Capítulo 1
Corinto (Peloponeso)
Marzo, 551
Desde su infancia, siempre que sumergía las telas en tintes multicolores para ayudar a su padre, el muchacho imaginaba la vida repleta de aventuras. Pero el paso del tiempo había traicionado todas sus esperanzas. En ocasiones, se le antojaba inmóvil. Nada indicaba la inmediatez con que se realizarían sus anhelos. El día que cumplió quince años todo cambió…
Padre e hijo viven en Corinto, una ciudad griega al abrigo del mar Egeo. Ha sido la patria de todos sus antepasados. En la actualidad es un lugar tranquilo. La reconquista del antiguo imperio, que lleva a cabo el general Belisario por orden de Justiniano, apenas se ha dejado notar. Las grandes batallas sólo son reales en las historias de los viajeros. Noticias que el viento puede cambiar de un día para otro.
Xenos, un tejedor célebre por sus originales procedimientos, no sospecha que su fama trasciende los límites de la ciudad. Difundida por los mercaderes persas que comercian a lo largo del Mediterráneo, ha llegado hasta el despacho desde el cual Justiniano dirige el imperio.
El día que cumple quince años, Úrian también ayuda a Xenos. Nadie más lo hace desde que se han quedado solos. Es él quien escucha las quejas de su padre.
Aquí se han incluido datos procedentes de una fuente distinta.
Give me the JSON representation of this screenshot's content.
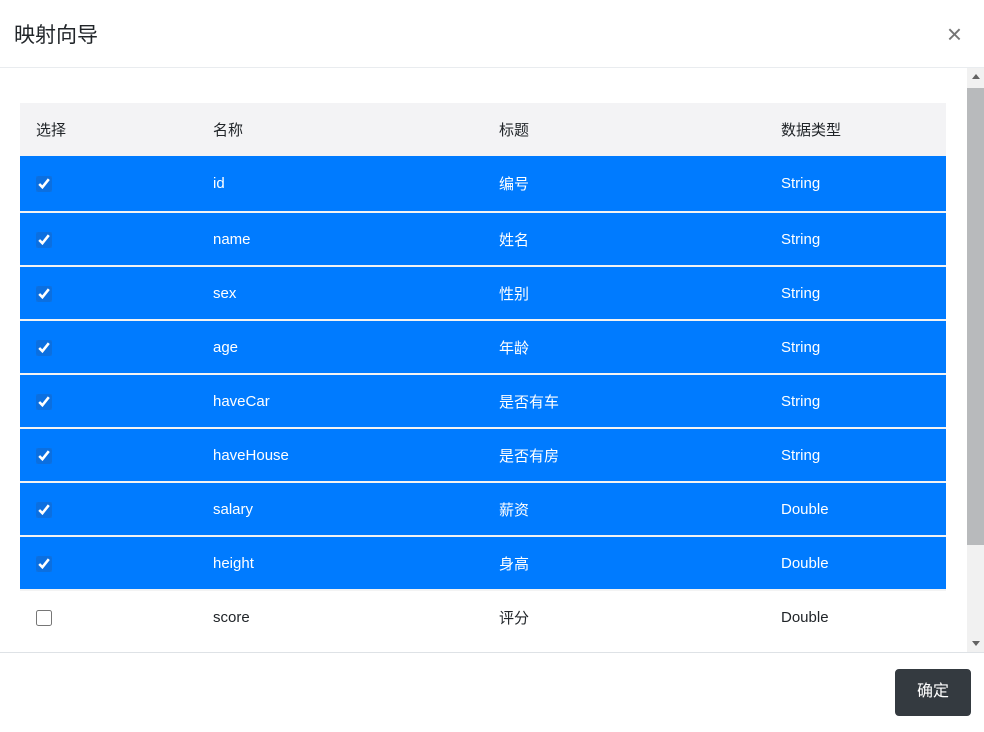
{
  "modal": {
    "title": "映射向导",
    "close_glyph": "×",
    "confirm_label": "确定"
  },
  "table": {
    "columns": [
      "选择",
      "名称",
      "标题",
      "数据类型"
    ],
    "rows": [
      {
        "selected": true,
        "name": "id",
        "title": "编号",
        "type": "String"
      },
      {
        "selected": true,
        "name": "name",
        "title": "姓名",
        "type": "String"
      },
      {
        "selected": true,
        "name": "sex",
        "title": "性别",
        "type": "String"
      },
      {
        "selected": true,
        "name": "age",
        "title": "年龄",
        "type": "String"
      },
      {
        "selected": true,
        "name": "haveCar",
        "title": "是否有车",
        "type": "String"
      },
      {
        "selected": true,
        "name": "haveHouse",
        "title": "是否有房",
        "type": "String"
      },
      {
        "selected": true,
        "name": "salary",
        "title": "薪资",
        "type": "Double"
      },
      {
        "selected": true,
        "name": "height",
        "title": "身高",
        "type": "Double"
      },
      {
        "selected": false,
        "name": "score",
        "title": "评分",
        "type": "Double"
      }
    ]
  },
  "colors": {
    "selected_row_bg": "#007bff",
    "selected_row_text": "#ffffff",
    "header_bg": "#f3f3f5",
    "confirm_button_bg": "#343a40",
    "confirm_button_text": "#ffffff"
  }
}
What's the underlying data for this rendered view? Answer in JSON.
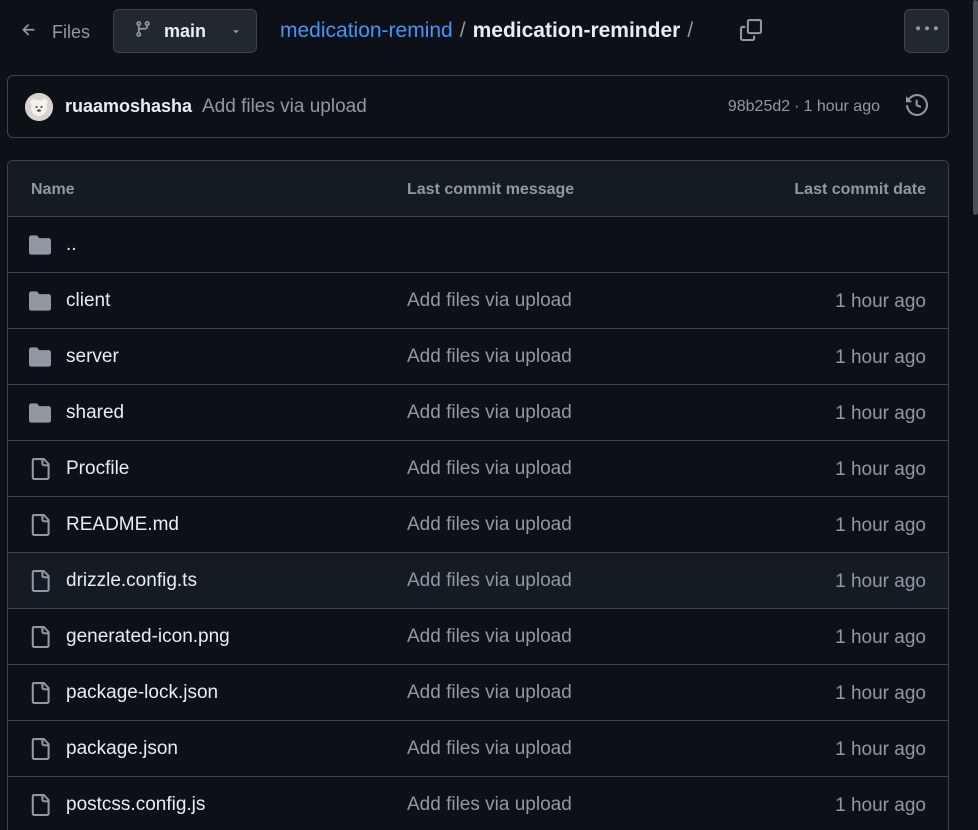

Los tejedores tienen graves dificultades en los últimos tiempos, se ven incapaces de igualar la calidad de las telas que llegan de países lejanos.
—Por mucho que nos esforcemos —insiste Xenos—, jamás ganaremos dinero con nuestro trabajo.
—¿Por qué las telas venidas de Oriente son tan perfectas? Vos siempre decís que tienen una suavidad imposible… —pregunta Úrian, que a menudo se esfuerza para llegar al fondo de las cosas.
—Porque poseen un árbol mágico, el árbol de los «seres», capaz de producir hilos de una delicadeza insuperable.
—¿Un árbol mágico? ¿Y nosotros no lo tendremos nunca?
—Nunca, si Dios no pone remedio.
Xenos permanece en silencio. Minutos después suaviza el gesto y le explica leyendas que escucha a los mercaderes llegados de tierras lejanas. Le gusta hablar con su hijo; también con aquellos que llaman a su puerta y comparten con él sus ambiciones. Es un hombre ambicioso, el tejedor. Pero los clientes, de un tiempo a esta parte, escasean.
Para olvidar sus preocupaciones se entrega al trabajo, a los instantes de felicidad que éste le aporta. Disfruta con la espera paciente hasta que el tinte llega al punto ideal para sumergir las telas. Horas más tarde, cuando las sacan de las calderas, pasan largo tiempo admirando la perfección del proceso. Xenos dice entonces que nadie le puede negar la condición de artista. Su hijo le escucha con un gesto de admiración que le ilumina el rostro y refuerza la armonía de unos rasgos aún por definir.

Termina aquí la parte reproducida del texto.